On Sun, 2007-06-10 at 11:51 +0100, Tony Travis wrote:
> Michael Weaver wrote:
> > I think it could well be.
> > Thanks for your suggestion about looking on the Router itself.
> > Might have to get dad to re-install the wireless part, he has done it
> > for his and mum's setup at home because I think they are probably
> > same.
> 
> Hello, Michael.
> 
> You might find this useful when you're setting up wireless networking:
> 
>       aptitude install wifi-radar
> 
> If your hardware isn't supported directly use:
> 
>       aptitude install ndiswrapper-utils
> 
> I'm connected to my BT home-hub using a WiFi connection running Ubuntu 
> 6.06.1 LTS on my HP Pavillion dv5000 laptop, using the 'ndis' wrapper 
> for the Broadcom Windows driver I got off the HP Windows installation:
> 
> ndiswrapper -l
> Installed ndis drivers:
> bcmwl5          driver present, hardware present
> 
> I'd be interested to hear from anyone who's got the Linux driver working 
> with Ubuntu Dapper using the Broadcom wireless chipset.
> 
> Best wishes,
> 
>       Tony.
> -- 
> Dr. A.J.Travis,                     |  mailto:[EMAIL PROTECTED]
> Rowett Research Institute,          |    http://www.rri.sari.ac.uk/~ajt
> Greenburn Road, Bucksburn,          |   phone:+44 (0)1224 712751
> Aberdeen AB21 9SB, Scotland, UK.    |     fax:+44 (0)1224 716687
> 

Hi Tony,

I'm using a bcm4306 card (F5D7010uk rev3) with the bcm43xx driver on
Dapper. I have a old Toshiba laptop running as a squid proxy and
apt-cache server. It uses the PCMCIA card to link to the AP downstairs
over WPA-PSK w/ CCMP.

I don't use Network Manager as it's just too unreliable, instead all
configuring is done through wpa_supplicant and /etc/network/interfaces.

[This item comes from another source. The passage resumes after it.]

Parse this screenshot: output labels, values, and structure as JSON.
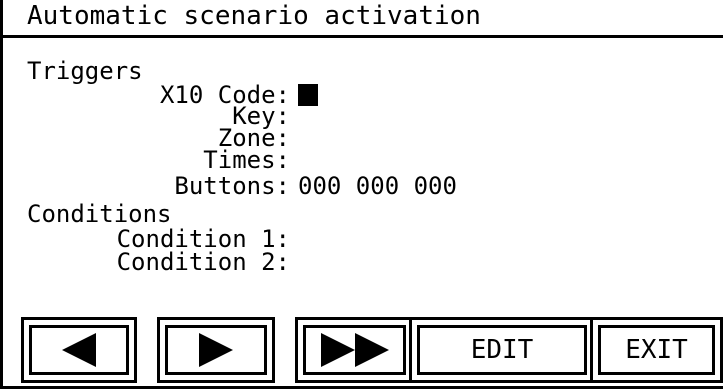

The tricky part is locating firmware that works. It's probably easiest
to use a Feisty machine to download and extract the firmware as it has a
more modern version of bcm43xx-fwcutter, then just transfer the *.fw
files into the /lib/firmware folder of the machine with the wifi card.

This wiki page is useful, except for the broken links.
https://help.ubuntu.com/community/WifiDocs/Driver/bcm43xx/Dapper

Having said all this, in terms of easy setup and wireless throughput
Ndiswrapper is still the better solution.